Weinberg’s Sixth Quartet is on a symphonic scale, and its overall design — three fast movements, a slow fugue, and two moderately paced concluding movements — is as flexible as that of the individual movements themselves. In terms of texture, Weinberg takes the transparency he had already achieved in the quartet medium one step further. On this occasion there is also a faint whiff of klezmer — the Jewish folk-dance idiom — to lend memorability to the opening Allegro semplice. The patiently unfolded central accumulation of this movement suggests lessons well learned from Shostakovich’s Second Quartet and the finale of his Second Piano Trio. The wildness that whips up the development section through manic glissandos to an extended fff climax is taken up again in the succeeding Presto agitato, a movement cut from the same cloth as Shostakovich’s Second and Third Quartets. In its startling extremes and brevity, the immediately succeeding Allegro con fuoco predicts the instrumental theatre of later Shostakovich quartets — not altogether surprising, given that both composers clearly shared historical roots in the disruptive violence of late Beethoven.

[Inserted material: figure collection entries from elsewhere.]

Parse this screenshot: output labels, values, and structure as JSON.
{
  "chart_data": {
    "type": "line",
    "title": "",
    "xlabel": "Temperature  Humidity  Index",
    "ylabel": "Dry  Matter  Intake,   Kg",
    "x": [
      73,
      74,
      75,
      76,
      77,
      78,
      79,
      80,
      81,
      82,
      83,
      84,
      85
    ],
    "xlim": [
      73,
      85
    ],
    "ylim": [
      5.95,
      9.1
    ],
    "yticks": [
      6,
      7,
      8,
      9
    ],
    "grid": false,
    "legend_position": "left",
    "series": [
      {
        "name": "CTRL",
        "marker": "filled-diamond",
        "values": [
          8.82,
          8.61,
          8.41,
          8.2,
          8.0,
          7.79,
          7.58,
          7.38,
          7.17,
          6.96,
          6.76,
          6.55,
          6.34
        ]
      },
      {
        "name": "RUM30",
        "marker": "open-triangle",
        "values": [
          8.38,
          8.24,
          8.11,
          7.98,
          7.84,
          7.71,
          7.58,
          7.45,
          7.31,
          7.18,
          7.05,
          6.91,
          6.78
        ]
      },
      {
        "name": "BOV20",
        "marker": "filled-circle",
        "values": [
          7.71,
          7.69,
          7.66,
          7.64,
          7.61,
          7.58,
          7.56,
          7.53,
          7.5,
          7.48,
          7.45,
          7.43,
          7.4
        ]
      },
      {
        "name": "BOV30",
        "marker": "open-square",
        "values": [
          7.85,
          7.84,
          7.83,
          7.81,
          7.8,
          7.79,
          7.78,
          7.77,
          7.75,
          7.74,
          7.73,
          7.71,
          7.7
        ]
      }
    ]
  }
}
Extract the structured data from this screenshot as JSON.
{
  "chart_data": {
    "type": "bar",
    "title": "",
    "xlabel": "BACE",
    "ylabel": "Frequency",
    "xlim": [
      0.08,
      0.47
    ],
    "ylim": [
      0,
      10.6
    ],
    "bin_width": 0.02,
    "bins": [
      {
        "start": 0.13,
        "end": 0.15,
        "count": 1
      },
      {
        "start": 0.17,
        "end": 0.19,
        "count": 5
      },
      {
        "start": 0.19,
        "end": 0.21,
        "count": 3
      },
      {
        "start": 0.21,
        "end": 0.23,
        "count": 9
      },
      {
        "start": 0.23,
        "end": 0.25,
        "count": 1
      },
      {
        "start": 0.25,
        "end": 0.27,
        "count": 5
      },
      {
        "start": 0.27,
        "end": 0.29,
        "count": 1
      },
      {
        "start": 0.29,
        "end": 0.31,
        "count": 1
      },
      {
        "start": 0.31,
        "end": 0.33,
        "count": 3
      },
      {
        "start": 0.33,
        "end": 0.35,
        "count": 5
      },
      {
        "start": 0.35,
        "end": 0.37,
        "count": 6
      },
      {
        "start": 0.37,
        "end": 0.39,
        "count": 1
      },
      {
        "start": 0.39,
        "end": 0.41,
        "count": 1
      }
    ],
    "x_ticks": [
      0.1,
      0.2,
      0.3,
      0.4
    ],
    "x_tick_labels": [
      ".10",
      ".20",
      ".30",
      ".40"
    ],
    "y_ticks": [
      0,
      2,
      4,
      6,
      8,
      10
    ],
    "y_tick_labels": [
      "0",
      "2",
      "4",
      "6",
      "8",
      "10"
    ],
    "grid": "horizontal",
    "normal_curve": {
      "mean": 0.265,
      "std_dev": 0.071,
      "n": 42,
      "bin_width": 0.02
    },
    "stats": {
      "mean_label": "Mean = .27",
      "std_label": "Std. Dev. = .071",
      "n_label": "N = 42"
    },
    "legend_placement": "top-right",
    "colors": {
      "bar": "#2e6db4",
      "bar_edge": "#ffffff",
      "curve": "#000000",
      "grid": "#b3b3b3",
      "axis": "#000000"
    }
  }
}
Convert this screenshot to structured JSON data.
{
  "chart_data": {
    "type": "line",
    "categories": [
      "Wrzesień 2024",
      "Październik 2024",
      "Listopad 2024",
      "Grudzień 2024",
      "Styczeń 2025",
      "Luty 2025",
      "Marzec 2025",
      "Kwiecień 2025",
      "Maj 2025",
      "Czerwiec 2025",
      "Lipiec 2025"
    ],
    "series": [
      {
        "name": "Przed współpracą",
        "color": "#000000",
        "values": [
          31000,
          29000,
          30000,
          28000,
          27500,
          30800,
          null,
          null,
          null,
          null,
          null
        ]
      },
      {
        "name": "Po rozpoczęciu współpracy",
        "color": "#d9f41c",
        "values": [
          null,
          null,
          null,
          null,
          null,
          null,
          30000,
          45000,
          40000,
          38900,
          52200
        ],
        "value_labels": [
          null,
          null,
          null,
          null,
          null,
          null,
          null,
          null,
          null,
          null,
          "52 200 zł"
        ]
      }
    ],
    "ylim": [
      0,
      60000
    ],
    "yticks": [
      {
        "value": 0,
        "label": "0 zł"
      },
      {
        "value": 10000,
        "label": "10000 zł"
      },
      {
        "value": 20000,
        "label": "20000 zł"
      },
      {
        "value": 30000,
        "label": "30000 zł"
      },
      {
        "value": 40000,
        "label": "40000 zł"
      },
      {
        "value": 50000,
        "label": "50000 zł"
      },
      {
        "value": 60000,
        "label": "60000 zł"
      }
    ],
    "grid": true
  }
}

Weinberg’s central Adagio goes to the opposite extreme, with a quietly purposeful, orthodox fugal exposition, an intricate stretto by diminution, and an eventual recall of the declamations of the preceding Allegro con fuoco, punctuated by rhetorical outbursts and moments of catatonic stasis. This is followed by a healing Moderato commodo that reserves some col legno Prokofievian tick-tock accompaniment figures — highly effective in their spectral character — for the later stages, before renewed, painfully passionate outbursts are pacified in an ethereal conclusion. The final Andante maestoso has terrific strength in reserve and develops an unstoppable momentum, as if determined to rectify the Quartet’s numerous structural and emotional imbalances. However, even this movement has a moment of craziness towards the end, when an episode of trivial dancing music intrudes on the more serious business. Overall, this is a deeply unsettled score, one of Weinberg’s most experimental for the time, and a highpoint in his first maturity as a composer. It is easy to understand why it was not performed at the time of composition. Although the score was eventually published in 1979, the January 24, 2007 performance by the Quatuor Danel at the University of Manchester is believed to have been the world premiere.